4. The Commission is not in a position to comment on the underlying reasons for the ministerial
approval.

5. The ministerial approval was granted for a specific merger case. Future mergers in the energy sector
have to judged on the basis of the merits of each case.

6. The procedure in this case was based on German Cartel Law and carried out by the German
authorities in the framework of their own policy.

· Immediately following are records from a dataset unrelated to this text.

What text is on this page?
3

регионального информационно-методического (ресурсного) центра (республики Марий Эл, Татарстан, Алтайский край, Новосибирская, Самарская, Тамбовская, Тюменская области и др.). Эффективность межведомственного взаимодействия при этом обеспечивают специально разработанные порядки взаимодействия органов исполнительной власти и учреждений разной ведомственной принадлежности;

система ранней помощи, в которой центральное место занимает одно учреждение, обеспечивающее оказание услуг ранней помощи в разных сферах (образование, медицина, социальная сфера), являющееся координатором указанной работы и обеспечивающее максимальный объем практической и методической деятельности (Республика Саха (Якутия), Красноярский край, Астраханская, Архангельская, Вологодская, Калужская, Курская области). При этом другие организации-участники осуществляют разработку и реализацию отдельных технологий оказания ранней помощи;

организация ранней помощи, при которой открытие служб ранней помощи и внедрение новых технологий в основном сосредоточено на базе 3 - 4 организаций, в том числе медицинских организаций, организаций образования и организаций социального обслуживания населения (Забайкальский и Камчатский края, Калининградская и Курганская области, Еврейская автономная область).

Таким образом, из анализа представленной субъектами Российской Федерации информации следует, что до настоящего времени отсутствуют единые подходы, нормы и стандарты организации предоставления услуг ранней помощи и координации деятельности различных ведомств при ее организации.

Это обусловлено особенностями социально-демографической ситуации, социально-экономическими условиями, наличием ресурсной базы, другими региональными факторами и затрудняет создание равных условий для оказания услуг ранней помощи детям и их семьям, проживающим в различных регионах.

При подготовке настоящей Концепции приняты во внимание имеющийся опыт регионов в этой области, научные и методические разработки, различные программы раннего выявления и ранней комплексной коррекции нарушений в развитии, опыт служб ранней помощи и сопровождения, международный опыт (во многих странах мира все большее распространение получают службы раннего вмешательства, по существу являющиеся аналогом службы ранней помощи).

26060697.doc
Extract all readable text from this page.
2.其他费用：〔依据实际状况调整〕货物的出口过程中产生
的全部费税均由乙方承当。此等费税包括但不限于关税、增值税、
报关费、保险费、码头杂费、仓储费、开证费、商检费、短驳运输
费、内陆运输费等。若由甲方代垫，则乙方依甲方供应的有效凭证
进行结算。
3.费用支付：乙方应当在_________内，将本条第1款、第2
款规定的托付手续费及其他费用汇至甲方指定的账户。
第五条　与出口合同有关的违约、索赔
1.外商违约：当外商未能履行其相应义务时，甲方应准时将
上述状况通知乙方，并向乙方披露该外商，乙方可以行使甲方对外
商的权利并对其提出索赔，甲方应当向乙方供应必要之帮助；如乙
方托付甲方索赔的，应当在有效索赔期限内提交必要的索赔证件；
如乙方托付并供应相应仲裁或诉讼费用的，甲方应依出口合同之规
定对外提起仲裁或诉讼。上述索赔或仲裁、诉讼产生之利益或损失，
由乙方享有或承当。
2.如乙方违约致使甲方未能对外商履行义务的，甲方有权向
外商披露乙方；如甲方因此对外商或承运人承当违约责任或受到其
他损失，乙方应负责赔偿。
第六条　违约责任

The Commission has no indication that this case had
(has) Community dimension within the meaning of the European Merger Regulation (1) and that it had
thus jurisdiction to deal with it.

(1) Council Regulation (EEC) No 4064/89 of 21 December 1989 on the control of concentrations between
undertakings  OJ L 395, 30.12.1989 (whole text republished in OJ L 257, 21.9.1990).

(2003/C 155 E/010) WRITTEN QUESTION E-2315/02


by Ole Krarup (GUE/NGL) to the Council

(26 July 2002)

Subject: Legal basis of the framework decision on combating racism

Could the Council please state its view of the legal basis selected for the proposal for a framework decision
on combating racism and xenophobia (1), in particular in the light of Article 31(e), because this provision
does not mention ‘racism and xenophobia’ as a subject for legislation pursuant to that article.

Article 31(e) relates solely to ‘organised crime, terrorism and illicit drug trafficking’. Has the Council’s Legal
Service given an opinion on this issue? Please attach any such opinions to your answer.

(1) COM(2001) 664  OJ C 75 E, 26.3.2002, p. 269.

Reply

(4 March 2003)

The Council informs the Honourable Member of the European Parliament that the framework decision on
combating racism and xenophobia, for which the Commission proposes Article 31(e) TEU as the legal
basis, is still being discussed within the Council.

(2003/C 155 E/011) WRITTEN QUESTION E-2317/02


by Ole Krarup (GUE/NGL) to the Council

(26 July 2002)

Subject: Framework decisions and freedom of choice

In the light of current proposals for ‘framework decisions’  in particular the proposal for a framework
decision on the European arrest warrant (1), and the proposal for a framework decision on combatting
racism and xenophobia (2), I would be glad if the Council could explain how it understands the detailed
conditions for the use of ‘framework decisions’.